The Supreme Court majority, however, cited a Delaware Supreme Court decision in another case that found an insurer had no duty to defend an insured pharmacy chain from lawsuits filed by Ohio counties seeking payment for “economic damages” caused by the opioid-addiction epidemic. (Ace Am. Ins. Co. v. Rite Aid Corp.)

“The Delaware court reasoned that the policy required ‘more than some linkage between the personal injury and damages to recover because of personal injury — namely, that the underlying claims stem from a bodily injury and the damages sought to be tied to that specific bodily injury.”

The majority opinion says the claims made against Masters are similar, if not identical, to the claims against Masters. Genesee County, Michigan, for example, alleges that Masters failed to implement measures to prevent the improper filling of opioid prescriptions and “greatly contributed to the vast increase in opioid overuse and addiction” which “directly caused a public-health and law-enforcement crisis” that forced the county to “shoulder tremendous costs.”

The majority said the lawsuits seek damages for aggregate economic injuries that were caused by the opioid epidemic, not any particular opioid-related bodily injury sustained by a citizen.

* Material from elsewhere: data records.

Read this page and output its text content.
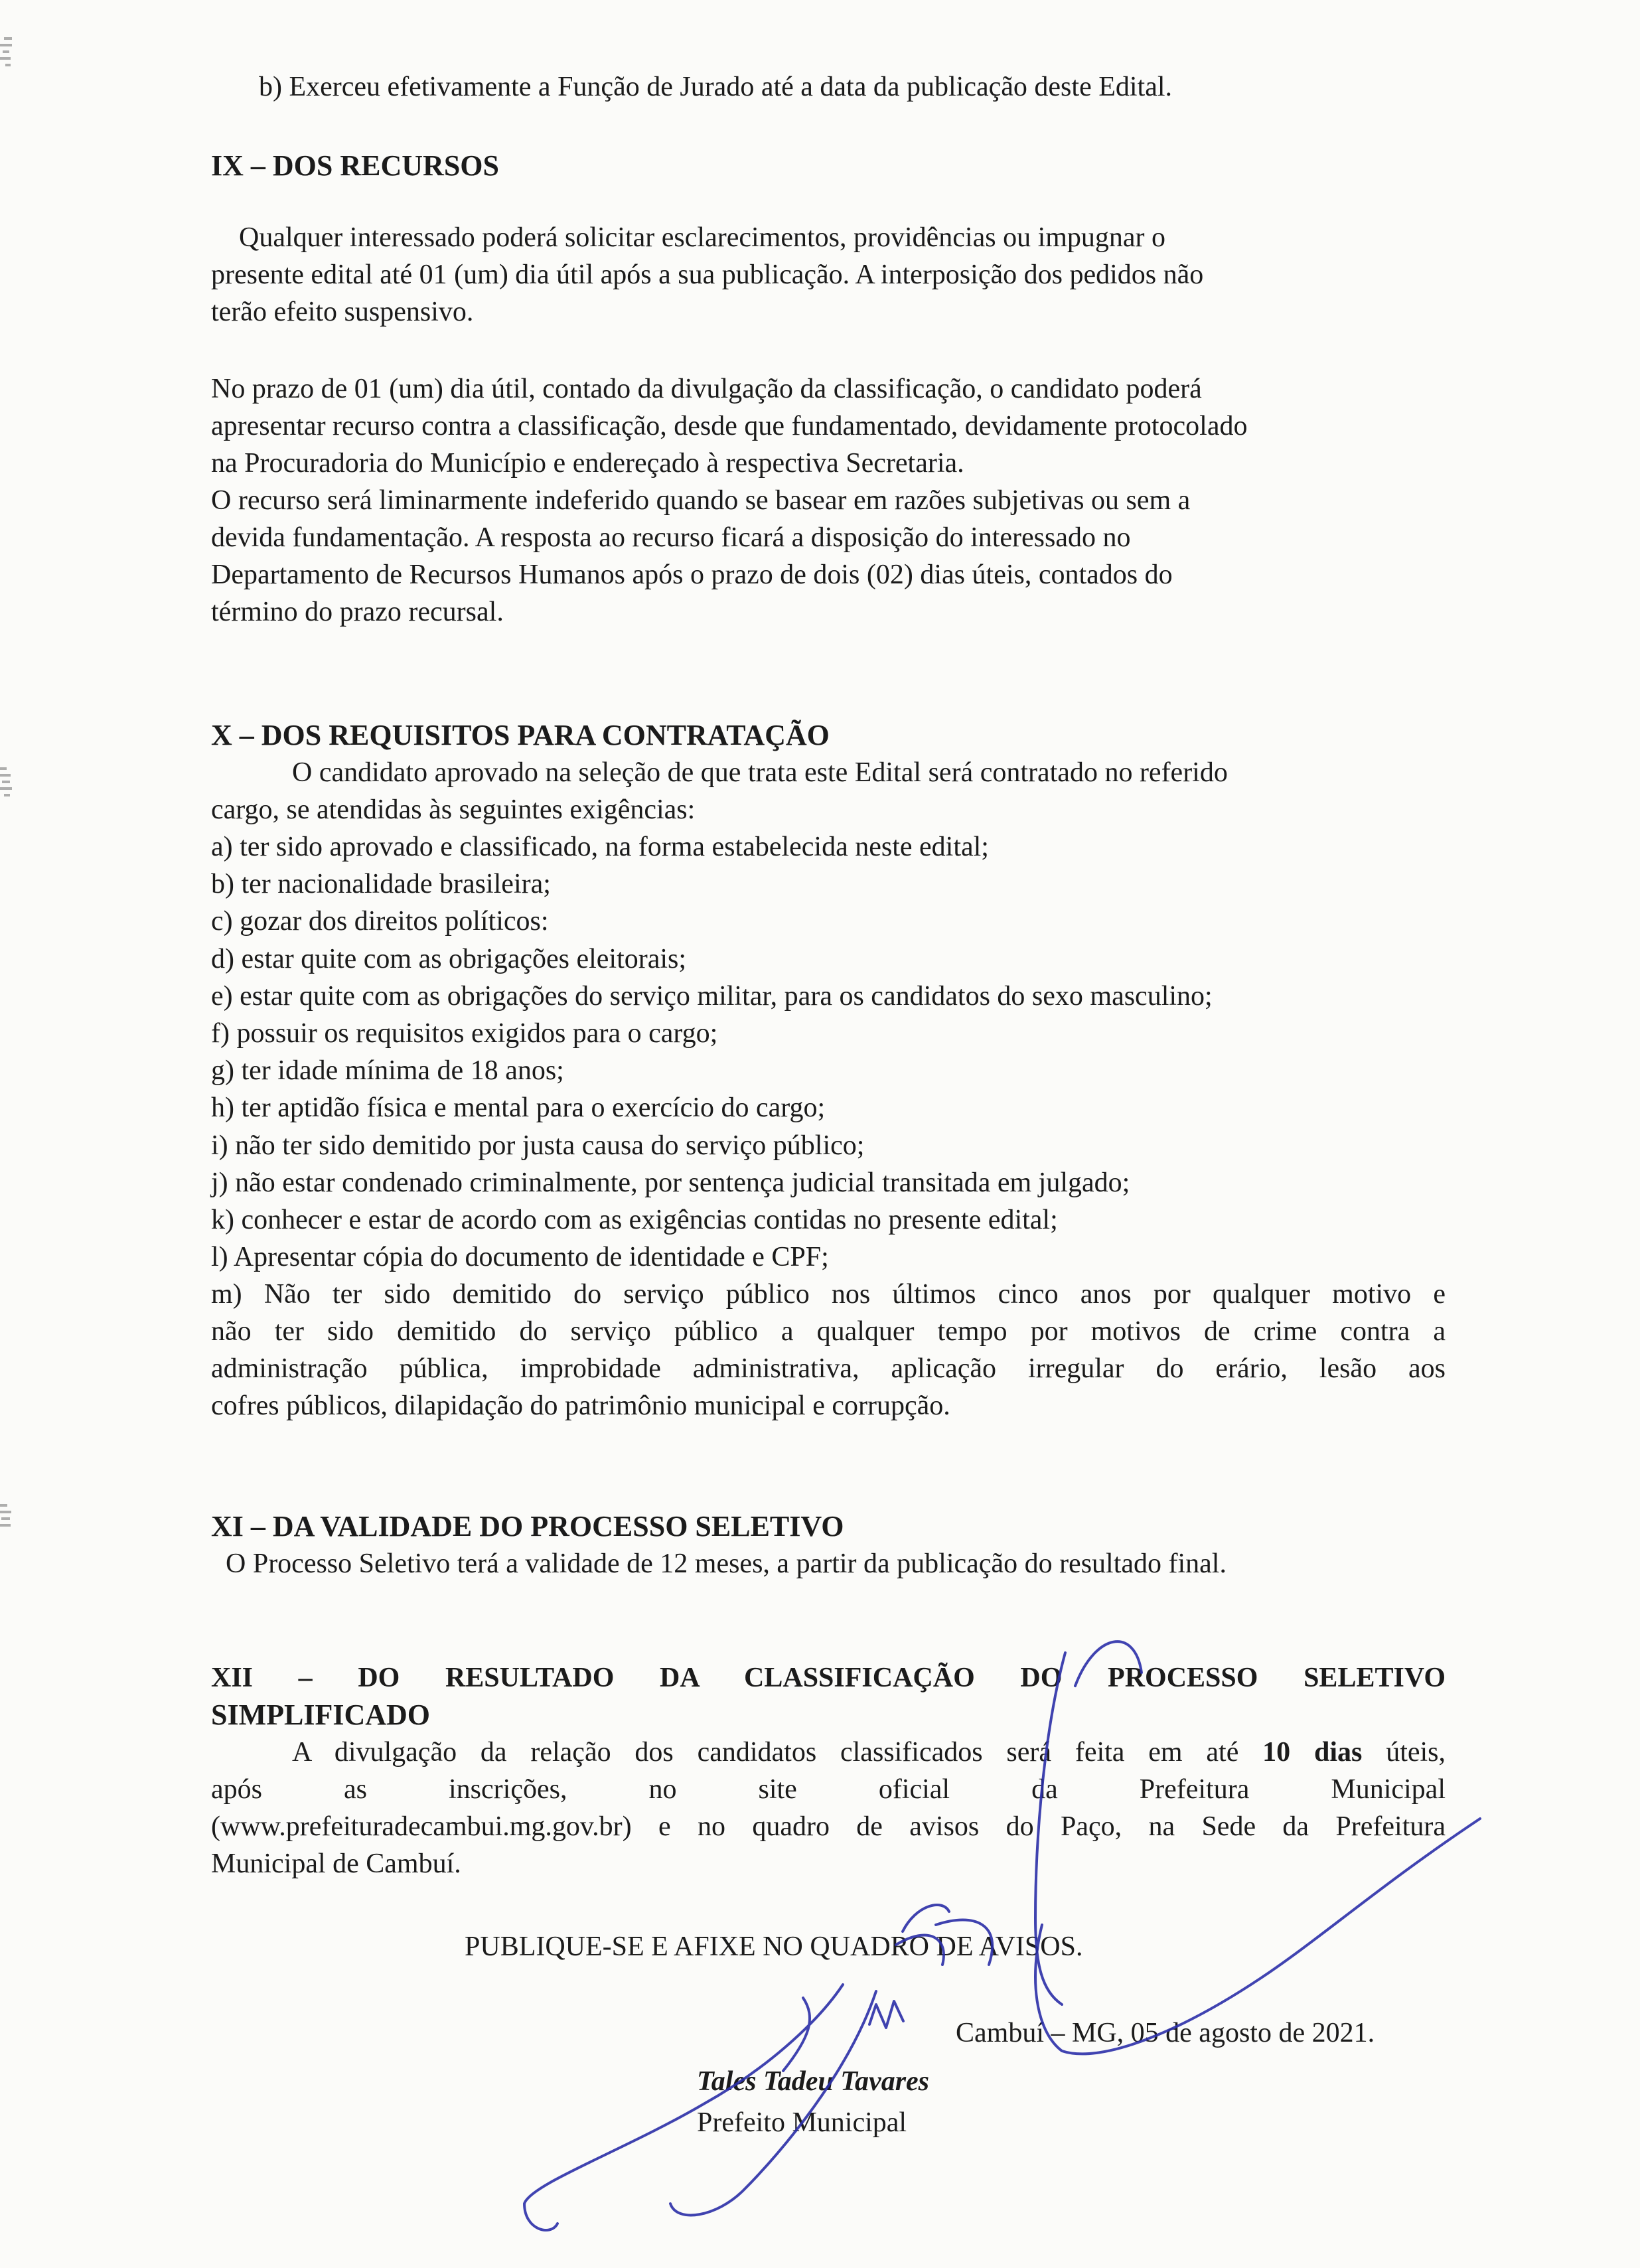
b) Exerceu efetivamente a Função de Jurado até a data da publicação deste Edital.
IX – DOS RECURSOS
Qualquer interessado poderá solicitar esclarecimentos, providências ou impugnar o
presente edital até 01 (um) dia útil após a sua publicação. A interposição dos pedidos não
terão efeito suspensivo.
No prazo de 01 (um) dia útil, contado da divulgação da classificação, o candidato poderá
apresentar recurso contra a classificação, desde que fundamentado, devidamente protocolado
na Procuradoria do Município e endereçado à respectiva Secretaria.
O recurso será liminarmente indeferido quando se basear em razões subjetivas ou sem a
devida fundamentação. A resposta ao recurso ficará a disposição do interessado no
Departamento de Recursos Humanos após o prazo de dois (02) dias úteis, contados do
término do prazo recursal.
X – DOS REQUISITOS PARA CONTRATAÇÃO
O candidato aprovado na seleção de que trata este Edital será contratado no referido
cargo, se atendidas às seguintes exigências:
a) ter sido aprovado e classificado, na forma estabelecida neste edital;
b) ter nacionalidade brasileira;
c) gozar dos direitos políticos:
d) estar quite com as obrigações eleitorais;
e) estar quite com as obrigações do serviço militar, para os candidatos do sexo masculino;
f) possuir os requisitos exigidos para o cargo;
g) ter idade mínima de 18 anos;
h) ter aptidão física e mental para o exercício do cargo;
i) não ter sido demitido por justa causa do serviço público;
j) não estar condenado criminalmente, por sentença judicial transitada em julgado;
k) conhecer e estar de acordo com as exigências contidas no presente edital;
l) Apresentar cópia do documento de identidade e CPF;
m) Não ter sido demitido do serviço público nos últimos cinco anos por qualquer motivo e
não ter sido demitido do serviço público a qualquer tempo por motivos de crime contra a
administração pública, improbidade administrativa, aplicação irregular do erário, lesão aos
cofres públicos, dilapidação do patrimônio municipal e corrupção.
XI – DA VALIDADE DO PROCESSO SELETIVO
O Processo Seletivo terá a validade de 12 meses, a partir da publicação do resultado final.
XII – DO RESULTADO DA CLASSIFICAÇÃO DO PROCESSO SELETIVO
SIMPLIFICADO
A divulgação da relação dos candidatos classificados será feita em até 10 dias úteis,
após as inscrições, no site oficial da Prefeitura Municipal
(www.prefeituradecambui.mg.gov.br) e no quadro de avisos do Paço, na Sede da Prefeitura
Municipal de Cambuí.
PUBLIQUE-SE E AFIXE NO QUADRO DE AVISOS.
Cambuí – MG, 05 de agosto de 2021.
Tales Tadeu Tavares
Prefeito Municipal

“To be sure, the opioid epidemic, as a public-health crisis, necessarily relates to bodily injuries, such as opioid addictions, hospitalizations and deaths,” the opinion says. “But allegations of bodily injury alone to not automatically bring an action within the coverage for ‘damages because of bodily injury.'”

Justices Melody Stewart and Jennifer Brunner dissented. Stewart wrote that the policy language does not limit claims to those seeking costs for their own bodily injuries. The majority opinion adds restrictions that are not stated in the policy, her dissenting opinion says.